04/06/2026
✍🏻 Come le logiche economiche influenzano le democrazie e come la politica può recuperare credibilità
[...] Un po' più di capacità critica renderebbe maggiormente consapevoli delle proprie scelte elettorali, perché con la rabbia, la delusione, la frustrazione, l'indignazione e la rassegnazione non si alimenta la democrazia ma i "poteri forti", che certamente non perseguono gli interessi delle masse. Basti pensare che in Italia, anziché adottare politiche tese all'aumento dei salari, all'alleggerimento della pressione fiscale e al recupero di risorse da investire a favore delle imprese all'insegna di un piano industriale che evidentemente non esiste, negli ultimi quattro anni non è stato fatto nulla per favorire una tassazione più equa e una redistribuzione della ricchezza attingendo dagli extraprofitti di banche, colossi energetici e giganti del web, ma si è trovato il modo di drenare dalle casse dello Stato le risorse per una f***e corsa al riarmo sottraendole alla sanità, al welfare, all'istruzione e al lavoro. Senza una visione chiara, compresa quella sul nucleare, che non serve a consentire di pagare a fine mese la bolletta della luce, visto che un piano serio non potrebbe essere a regime prima di quindici anni, l'Italia si è impegnata ad acquistare più armi e a importare più gas dagli USA, sperperando risorse in un centro per migranti, vuoto, in Albania e nel progetto del ponte sullo stretto di Messina, che dovrebbe "garantire la sicurezza e agevolare le operazioni di evacuazione dal fianco sud in caso di attacchi o minacce" (cit.).

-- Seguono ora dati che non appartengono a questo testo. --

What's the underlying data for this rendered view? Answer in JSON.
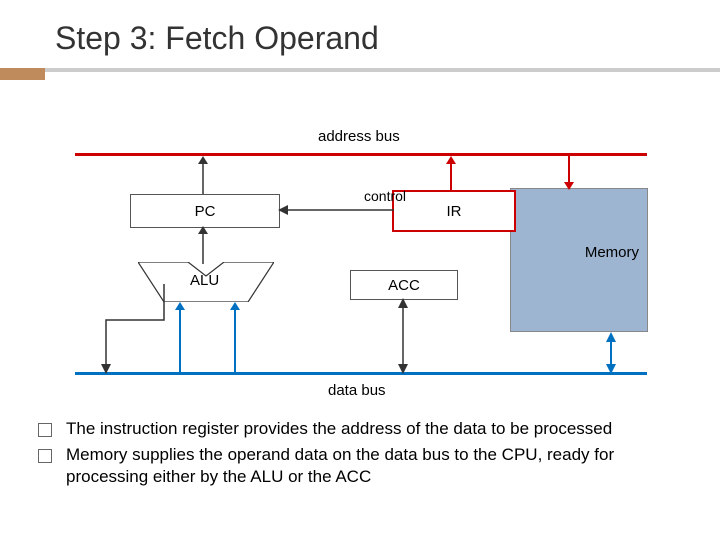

L'astensionismo elettorale non è un fenomeno di disafezione o sfiducia fine a se stesso. Esso è strettamente correlato all'incapacità di certa politica di offrire soluzioni ai bisogni concreti dei cittadini, non tanto per incapacità quanto piuttosto per opportunistica sudditanza rispetto ai potentati finanziari che governano le nostre economie.
Affinché una democrazia possa dirsi autentica è necessario che la politica riacquisti credibilità non solo chiedendo ai cittadini di esprimersi, ma prima ancora coinvolgendoli nella discussione all'interno di uno spazio in cui confrontarsi, per poi decidere. Proprio ciò che ha fatto e sta tentando di fare il MoVimento 5 Stelle con NOVA PAROLA ALL'ITALIA, un'occasione per costruire insieme un programma di governo che possa dirsi davvero progressista, ossia autenticamente orientato al progresso sociale, riducendo le disuguaglianze economiche e ampliando i diritti civili.